A local outdoor arts event. As I brush past a family group sitting on the grass, I briefly meet the gaze of a man in his 30s and he speaks to me:
“Traveller?”
“What’s it to you?”
“Didn’t mean anything by it, just wondering”
“Half”
“Bishops Waltham?”
“No Bradley way, near Basingstoke – they were settled, way back, through my Dad”.
This does not happen often. I can actually date the last time this happened, July 1995, at Goodwood races with my late Dad.
Everyone understands what it means when someone is picked out for visible difference. It is common sense that some minorities are more visible than others. The hierarchy of pain is not the most helpful of devices but since so many (particularly in the Labour Pary) invoke it, let’s go there. The sickening racist abuse experienced by those from a visible minority is scandalous. An abomination. “Traditional” racism might be rife, but it is not, however, respectable; mainstream society does not buy into it. The use of the “n” word is rightly a major, career ending transgression.
Abuse against Romany, Roma, Gypsies and travellers (RGT is an imperfect acronym but it will suffice) is completely mainstream and accepted widely. The words “pikey” and “chav” are everywhere. If nomadic people alight almost anywhere at any time in the Home Counties (where incidentally they have lived since Tudor times) it is immediately a matter for the Police and local government to deal with. Nomadic people are criticized just for existing.
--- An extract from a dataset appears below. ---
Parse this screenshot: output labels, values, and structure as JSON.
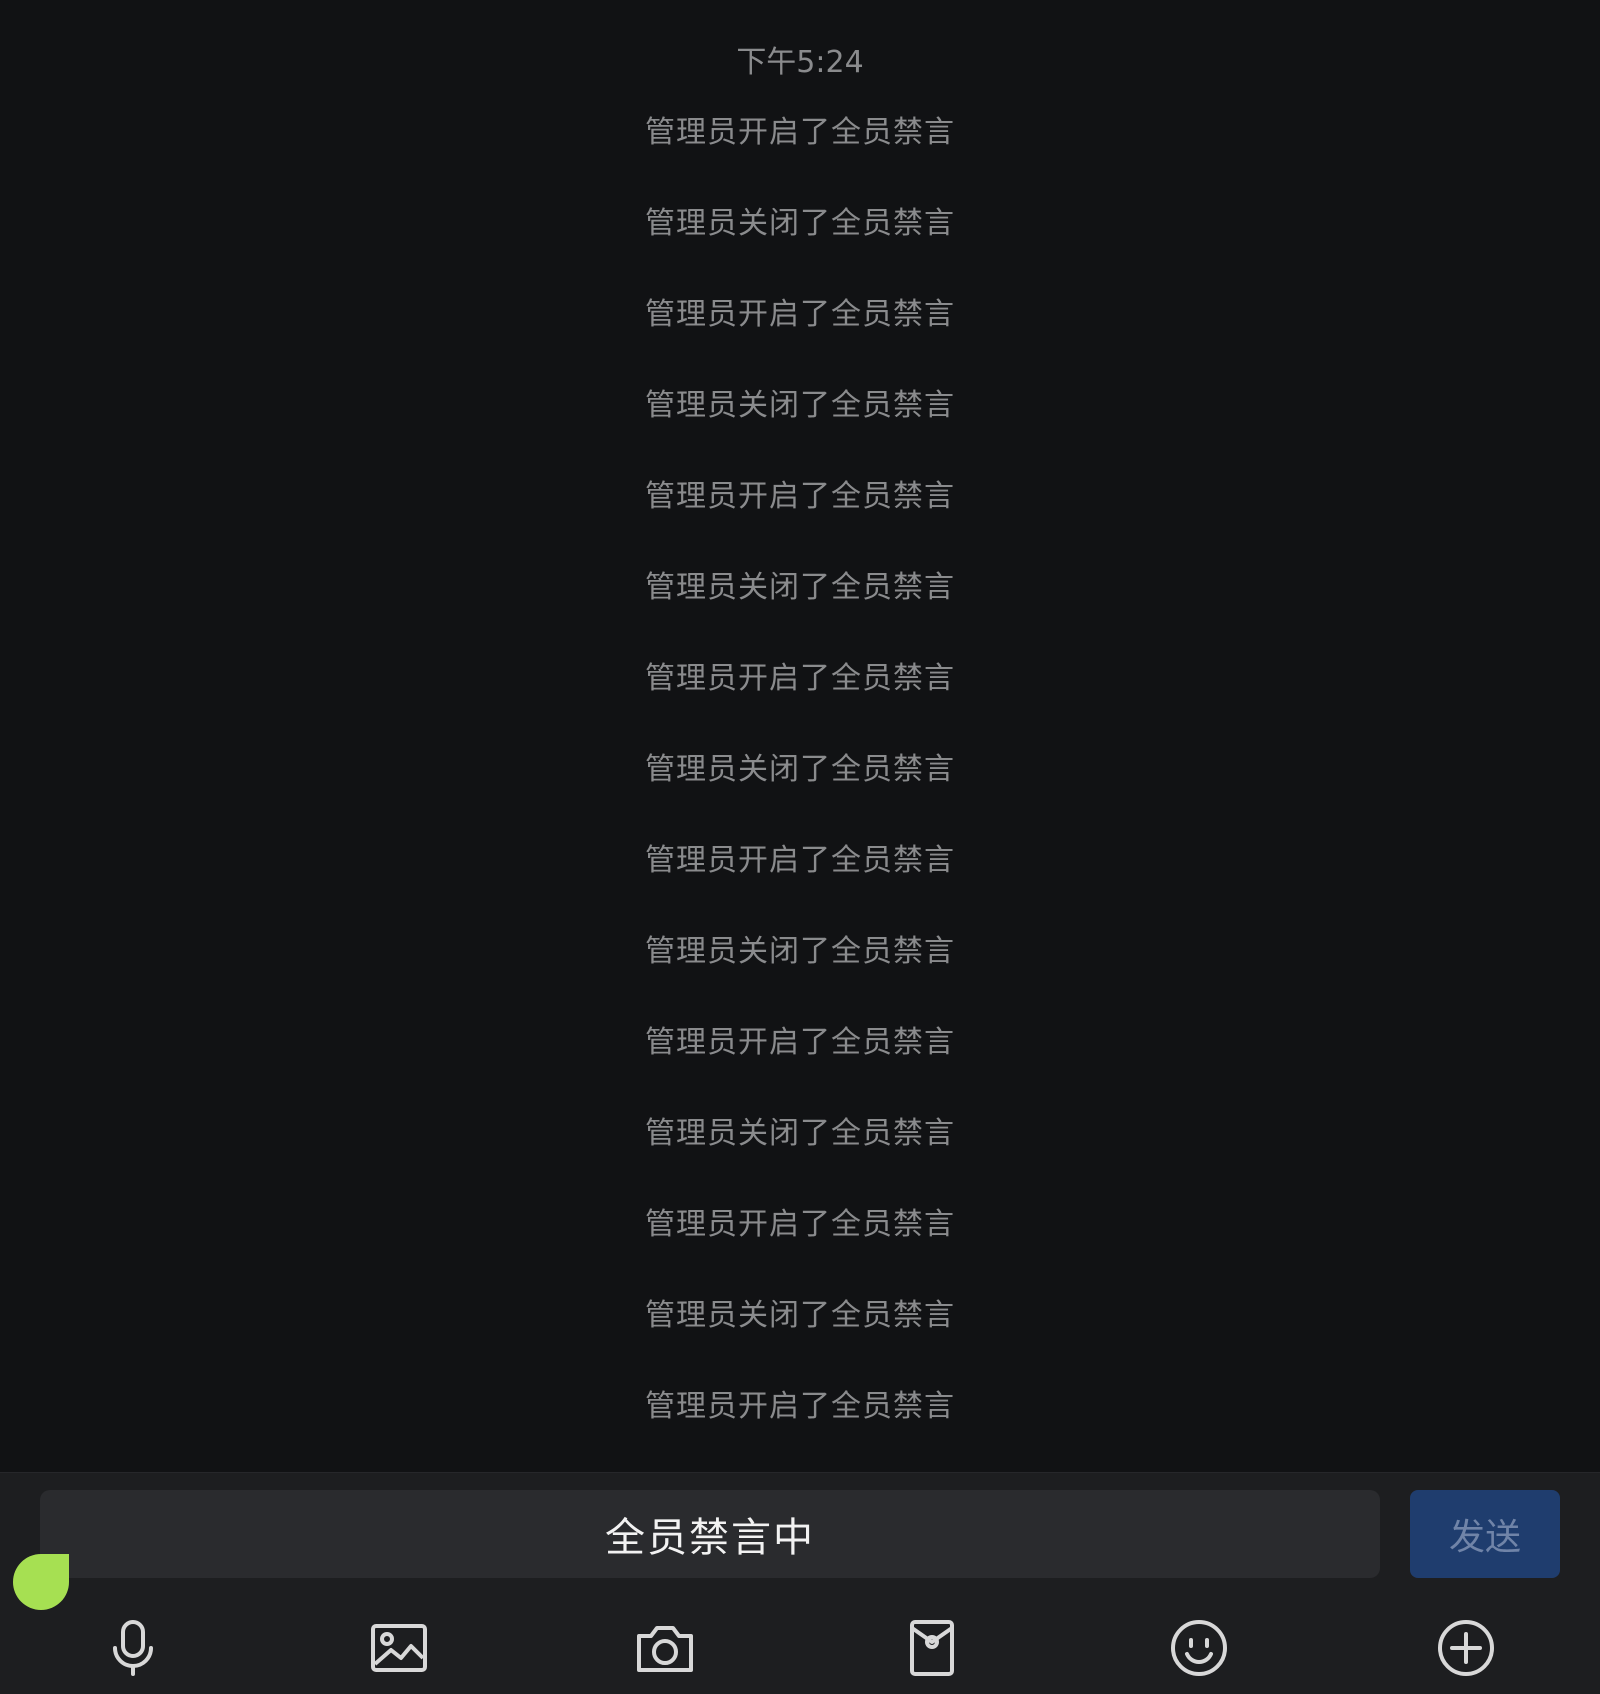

A very recent “unauthorized encampment” in Hampshire produced absurd comments in our local newspaper. Comments incidentally, which were not taken down. First of all, it is offered that all “likeys” are on benefits or sponge because they pay no council tax. But simultaneously the same commenters say they RGT people cannot be trusted so should not be given work if they call door to door asking to earn their keep by doing gardening or odd jobs!